What "disorganised attachment" actually describes
Disorganised attachment, sometimes called fearful-avoidant in adult research, was the last of the four patterns to be identified. It was added by Mary Main and Judith Solomon after they noticed a group of children in Strange Situation studies who didn't fit neatly into Mary Ainsworth's original three categories of secure, avoidant, and anxious-resistant. These children showed contradictory behaviour on reunion with a caregiver: approaching and then freezing, or seeking contact while looking away. Main and Solomon interpreted this as a response to a caregiver who was, at different times, both the source of comfort and the source of fear (Main & Solomon, 1986).
That's the core of it, and it's worth sitting with. Disorganised attachment tends to develop when the person a child depends on for safety is also, sometimes, frightening or visibly frightened themselves, which leaves the child without a coherent strategy, because the same person is both the solution and the problem.
Where it tends to come from
Main and Solomon's original research, and the substantial body of work that followed it, associate disorganised attachment with caregiving environments involving unresolved trauma, frightening or unpredictable caregiver behaviour, or significant relational chaos (Main & Solomon, 1986). To be clear, this doesn't mean everyone in a difficult environment develops this pattern, or that everyone with this pattern experienced severe circumstances. But of the four attachment styles, this is the one most closely associated with complex or relational trauma in the research literature.
What it can look like in adult relationships
In adulthood, this pattern often shows up as a genuine, simultaneous pull in two directions: wanting closeness intensely, and finding it threatening at nearly the same moment. In practice, that can look like:
- Longing for connection while sabotaging it once it's within reach
- Swinging between pursuing a partner and pushing them away, sometimes within the same conversation
- Difficulty trusting your own read of a relationship, unsure if it's safe or not
- A nervous system that can move quickly from calm to shut-down or overwhelmed, without an obvious external trigger
- Having been told, more than once, that you're "too much" or impossible to read
None of that is a contradiction in someone's character. It's a nervous system that learned, accurately, that closeness and danger could come from the same place, and hasn't yet had enough evidence to fully unlearn it.
Does it change?
Yes, and the research on this particular pattern tends to be cautiously optimistic while also honest that change can take longer, and more consistent work, than with the other patterns. Mikulincer and Shaver's review of adult attachment research describes security as something that can be built through sustained, safe relational experience, which is particularly relevant here, since the central task for a disorganised pattern is essentially building a first coherent strategy for closeness, rather than adjusting an existing one (Mikulincer & Shaver, 2007).
What tends to help
Given the trauma associations in the research, therapy that's explicitly trauma-informed tends to matter more here than with the other three patterns: approaches that move slowly, prioritise a felt sense of safety before deeper work, and don't ask someone to trust the process faster than their nervous system can verify it's trustworthy. Consistency, predictability, and a therapist who can tolerate being tested (because testing is often exactly what a disorganised attachment system needs to do before it can relax) tend to matter more than any single technique.
References
- Ainsworth, M. D. S., Blehar, M. C., Waters, E., & Wall, S. (1978). Patterns of Attachment: A Psychological Study of the Strange Situation. Lawrence Erlbaum Associates.

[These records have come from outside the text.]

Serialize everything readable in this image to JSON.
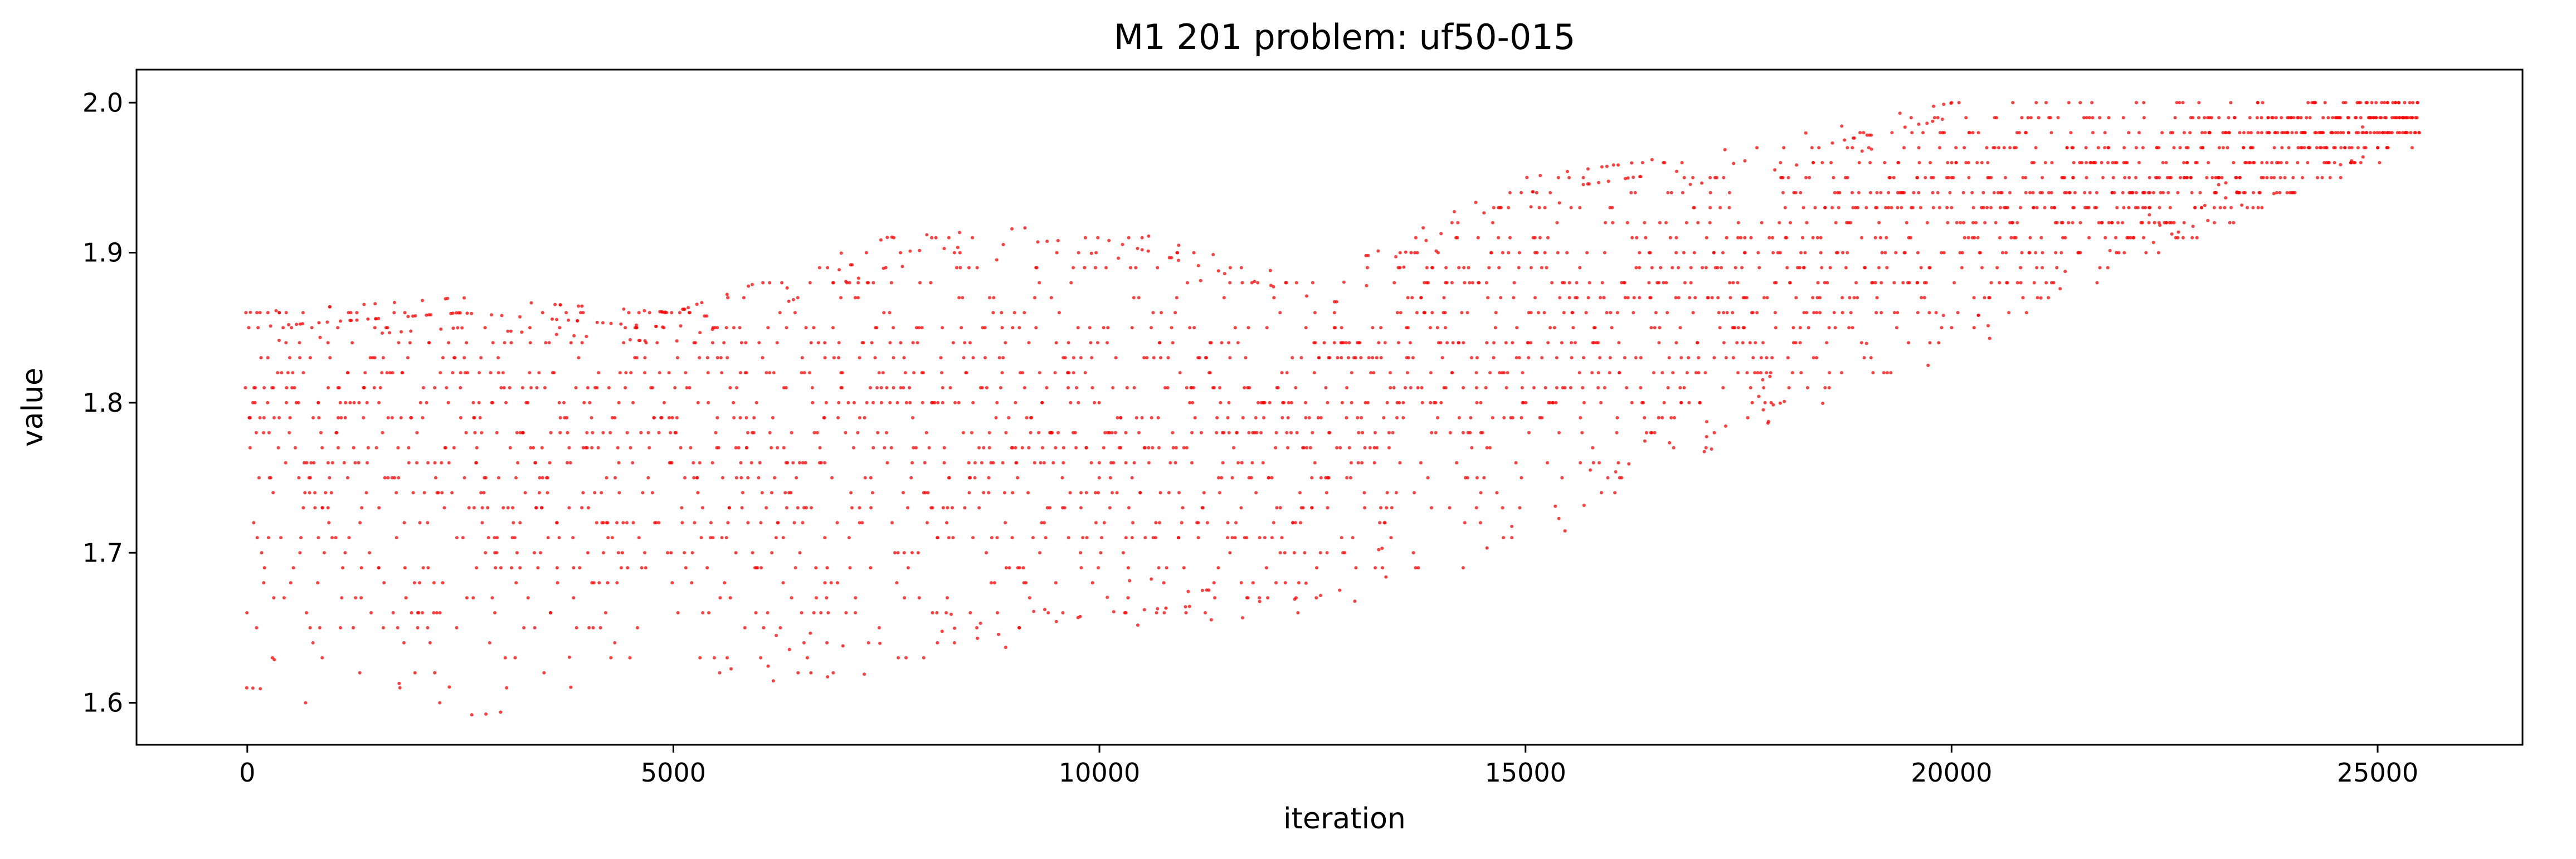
{
  "chart_data": {
    "type": "scatter",
    "title": "M1 201 problem: uf50-015",
    "xlabel": "iteration",
    "ylabel": "value",
    "xlim": [
      -1300,
      26700
    ],
    "ylim": [
      1.572,
      2.022
    ],
    "xticks": [
      0,
      5000,
      10000,
      15000,
      20000,
      25000
    ],
    "xtick_labels": [
      "0",
      "5000",
      "10000",
      "15000",
      "20000",
      "25000"
    ],
    "yticks": [
      1.6,
      1.7,
      1.8,
      1.9,
      2.0
    ],
    "ytick_labels": [
      "1.6",
      "1.7",
      "1.8",
      "1.9",
      "2.0"
    ],
    "grid": false,
    "legend": "none",
    "marker_color": "#ff0000",
    "series": [
      {
        "x_range": [
          0,
          25500
        ],
        "points_approx": 25500,
        "y_step": 0.01,
        "trend_envelope": [
          {
            "x": 0,
            "y_min": 1.6,
            "y_max": 1.86,
            "y_center": 1.77
          },
          {
            "x": 2500,
            "y_min": 1.59,
            "y_max": 1.87,
            "y_center": 1.77
          },
          {
            "x": 5000,
            "y_min": 1.61,
            "y_max": 1.86,
            "y_center": 1.77
          },
          {
            "x": 7500,
            "y_min": 1.62,
            "y_max": 1.91,
            "y_center": 1.77
          },
          {
            "x": 10000,
            "y_min": 1.65,
            "y_max": 1.92,
            "y_center": 1.78
          },
          {
            "x": 12500,
            "y_min": 1.66,
            "y_max": 1.88,
            "y_center": 1.78
          },
          {
            "x": 15000,
            "y_min": 1.7,
            "y_max": 1.95,
            "y_center": 1.84
          },
          {
            "x": 17500,
            "y_min": 1.78,
            "y_max": 1.97,
            "y_center": 1.87
          },
          {
            "x": 20000,
            "y_min": 1.83,
            "y_max": 2.0,
            "y_center": 1.93
          },
          {
            "x": 22500,
            "y_min": 1.9,
            "y_max": 2.0,
            "y_center": 1.95
          },
          {
            "x": 25500,
            "y_min": 1.97,
            "y_max": 2.0,
            "y_center": 1.99
          }
        ]
      }
    ]
  }
}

- Main, M., & Solomon, J. (1986). Discovery of an insecure-disorganized/disoriented attachment pattern. In T. B. Brazelton & M. Yogman (Eds.), Affective Development in Infancy (pp. 95–124). Ablex.
- Mikulincer, M., & Shaver, P. R. (2007). Attachment in Adulthood: Structure, Dynamics, and Change. Guilford Press.
This page is provided for general education and does not replace individualised clinical assessment. Attachment style is a descriptive framework, not a diagnosis.